For students with a background in elementary algebra, this book provides a vivid introduction to the key phenomena and ideas of chaos and fractals, including the butterfly effect, strange attractors, fractal dimensions, Julia Sets and the Mandelbrot Set, power laws, and cellular automata. The book includes over 200 end-of-chapter exercises.

## Handbook of Research on Visual Computing and Emerging Geometrical Design Tools

**Author**: Amoruso, Giuseppe**Publisher:**IGI Global**ISBN:**1522500308**Category:**Design**Page:**924**View:**1008

Visual computing and descriptive geometry are multidisciplinary fields addressing the handling of images, 3D models, and other computer graphics. These ideas are experiencing a revival due to emergent technologies and applications available to developers. Based in traditional forms of design and architecture, these fields are currently experiencing a bounty of new research based on old principles.
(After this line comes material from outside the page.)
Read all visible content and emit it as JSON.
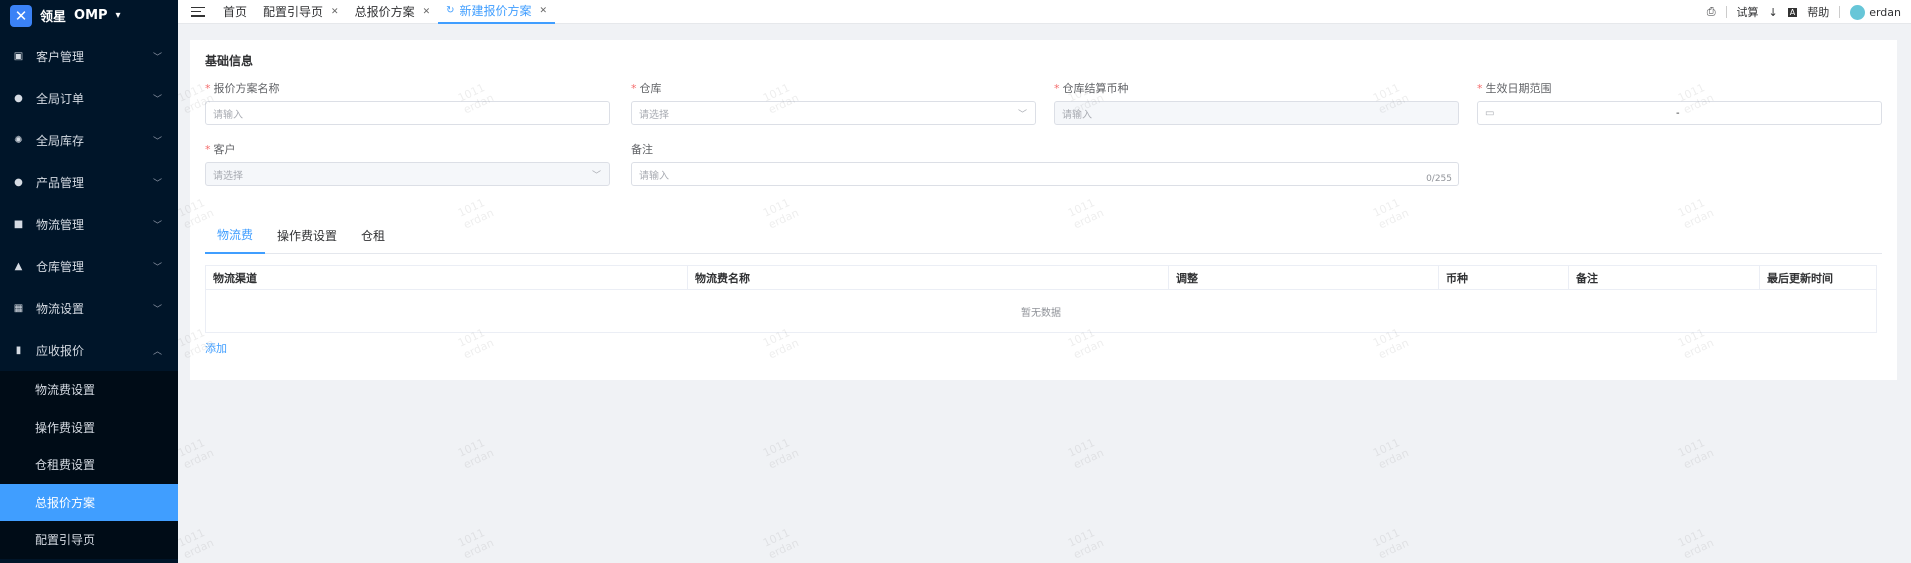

The Handbook of Research on Visual Computing and Emerging Geometrical Design Tools seeks to add to this knowledge base by considering these technologies from a designer’s perspective rather than reiterating the principles of computer science. It combines aspects of geometry and representation with emerging tools for CAD, generation, and visualization while addressing the digital heritage of such fields. This book is an invaluable resource for developers, students of both graphic and computer-generated design, researchers, and designers.